A piece of American design history in Berlin: the “Triesch Residence” by Ray Kappe

Iserlohn, 4 June 2024

Works of art in wood and glass that convey a sense of freedom: the style of all the buildings by Raymond “Ray” Kappe, one of the most important innovators in modern architecture, is unmistakeable. A few years before his death, Berlin collector and furniture dealer Lars Triesch asked the icon to design a house for himself and his family. Fittings and shower applications by Dornbracht are an essential part of the overall structure.
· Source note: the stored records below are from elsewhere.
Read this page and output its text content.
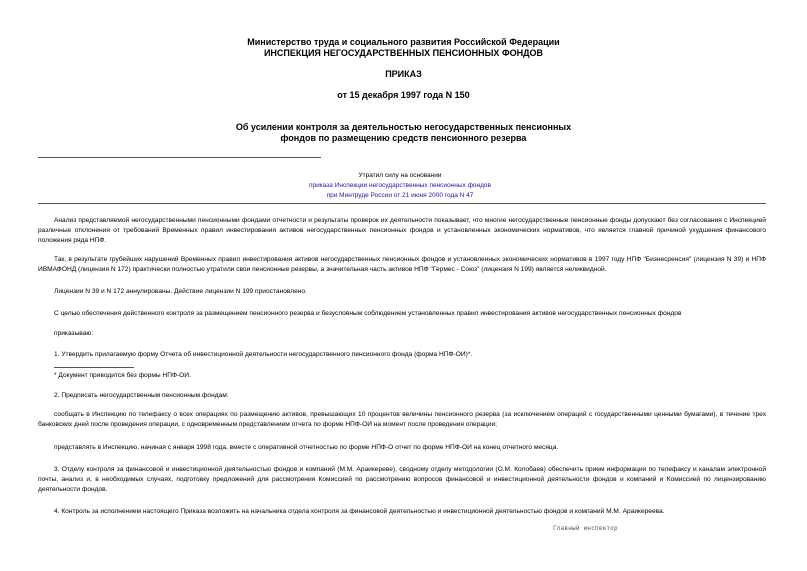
Министерство труда и социального развития Российской Федерации
ИНСПЕКЦИЯ НЕГОСУДАРСТВЕННЫХ ПЕНСИОННЫХ ФОНДОВ
ПРИКАЗ
от 15 декабря 1997 года N 150
Об усилении контроля за деятельностью негосударственных пенсионных
фондов по размещению средств пенсионного резерва
Утратил силу на основании
приказа Инспекции негосударственных пенсионных фондов
при Минтруде России от 21 июня 2000 года N 47
Анализ представляемой негосударственными пенсионными фондами отчетности и результаты проверок их деятельности показывает, что многие негосударственные пенсионные фонды допускают без согласования с Инспекцией различные отклонения от требований Временных правил инвестирования активов негосударственных пенсионных фондов и установленных экономических нормативов, что является главной причиной ухудшения финансового положения ряда НПФ.
Так, в результате грубейших нарушений Временных правил инвестирования активов негосударственных пенсионных фондов и установленных экономических нормативов в 1997 году НПФ "Бизнесpенсия" (лицензия N 39) и НПФ ИВМАФОНД (лицензия N 172) практически полностью утратили свои пенсионные резервы, а значительная часть активов НПФ "Гермес - Союз" (лицензия N 199) является неликвидной.
Лицензии N 39 и N 172 аннулированы. Действие лицензии N 199 приостановлено.
С целью обеспечения действенного контроля за размещением пенсионного резерва и безусловным соблюдением установленных правил инвестирования активов негосударственных пенсионных фондов
приказываю:
1. Утвердить прилагаемую форму Отчета об инвестиционной деятельности негосударственного пенсионного фонда (форма НПФ-ОИ)*.
* Документ приводится без формы НПФ-ОИ.
2. Предписать негосударственным пенсионным фондам:
сообщать в Инспекцию по телефаксу о всех операциях по размещению активов, превышающих 10 процентов величины пенсионного резерва (за исключением операций с государственными ценными бумагами), в течение трех банковских дней после проведения операции, с одновременным представлением отчета по форме НПФ-ОИ на момент после проведения операции;
представлять в Инспекцию, начиная с января 1998 года, вместе с оперативной отчетностью по форме НПФ-О отчет по форме НПФ-ОИ на конец отчетного месяца.
3. Отделу контроля за финансовой и инвестиционной деятельностью фондов и компаний (М.М. Араикереве), сводному отделу методологии (О.М. Колобаев) обеспечить прием информации по телефаксу и каналам электронной почты, анализ и, в необходимых случаях, подготовку предложений для рассмотрения Комиссией по рассмотрению вопросов финансовой и инвестиционной деятельности фондов и компаний и Комиссией по лицензированию деятельности фондов.
4. Контроль за исполнением настоящего Приказа возложить на начальника отдела контроля за финансовой деятельностью и инвестиционной деятельностью фондов и компаний М.М. Араикереева.
Главный инспектор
Southern Californian Modernism on the outskirts of Berlin
It lies among the green hills of Los Angeles almost like a tree house. The “Kappe Residence” is considered one of the most magnificent buildings in Southern California. Raymond “Ray” Kappe’s home is a contemporary evolution of the early Southern Californian tradition of glass houses. It combines modern aesthetics with an organic closeness to nature, and thus represents the blueprint for many later works by its creator. When Lars Triesch chanced across the iconic house in Rustic Canyon a few years ago, a bold idea began to take shape in his mind. Not only should his home be inspired by Kappe’s distinctive style – Ray Kappe himself was to design it. In 2017, Triesch approached the then 89-year-old architect and asked him to design a house for his family. Five years later, the “Triesch Residence” stood in the midst of a green idyll surrounded by trees in Kleinmachnow on the southern edge of Berlin.

Open rooms, natural light
The “Triesch Residence” has all the characteristics that make up the style of its creator. Clean horizontal lines and proportions, augmented by open rooms bathed in light, and notable for the use of redwood and glass. The floor plan is designed in such a way that the individual areas inside merge seamlessly into one another. On the ground floor, the entrance, living and dining area as well as the kitchen form a single flowing structure without any doors. On the kitchen island, Sync by Dornbracht reflects this dynamic approach with its progressive design language. A sculptural, self-supporting staircase leads from the living area to the first floor, where an open gallery connects the two levels. The master bedroom is accessed via a walk-in wardrobe that is directly connected to the main bathroom. As everywhere on the upper floor, a continuous band of windows is set directly under the ceiling.

Compositions of wood, glass and natural stone
The flowing design is also a key feature in the three bathrooms, which prove to be interesting compositions of wood, glass and natural stone. Polished Rauris natural stone is used for the floors and for the washstands in the main bathroom on the first floor. Two fittings from Dornbracht’s Meta series subtly accentuate the minimalist clarity of the interior design. The finishes in Brushed Platinum harmonise gently with the grey of the tiles, intensifying the warm ambience created by the redwood timber. In the shower area, a strip of windows through which the light falls directly from above emphasises the basic feeling of freedom. The children’s bathroom follows a similar design, as does the guest bathroom on the ground floor. A small spa area has been set up next to the latter. A sauna is complemented by a handmade wooden bath designed in the Japanese style by the Californian carpenter Andrew Brent. The Aquamoon experience shower by Dornbracht, whose round dome is integrated directly in the wooden ceiling, completes the relaxation experience.

Legacy of an architectural legend
Products by the manufacturer Dornbracht harmoniously complement the modern yet nature-loving aesthetics that are a feature of this house. “The minimalist beauty of the fittings and their sensuality speak for themselves,” says Lars Triesch with satisfaction. He continues: “It’s no coincidence that Ray Kappe favoured Dornbracht in all his homes. So for me, it was a given that I should do the same and follow his lead.” Unfortunately, the visionary architect was not able to witness the completion of the building for himself. He died in 2019 at the age of 92. Sons Ron and Finn Kappe and their team finished the “Triesch Residence” that ultimately became his legacy: a piece of American design history in Germany.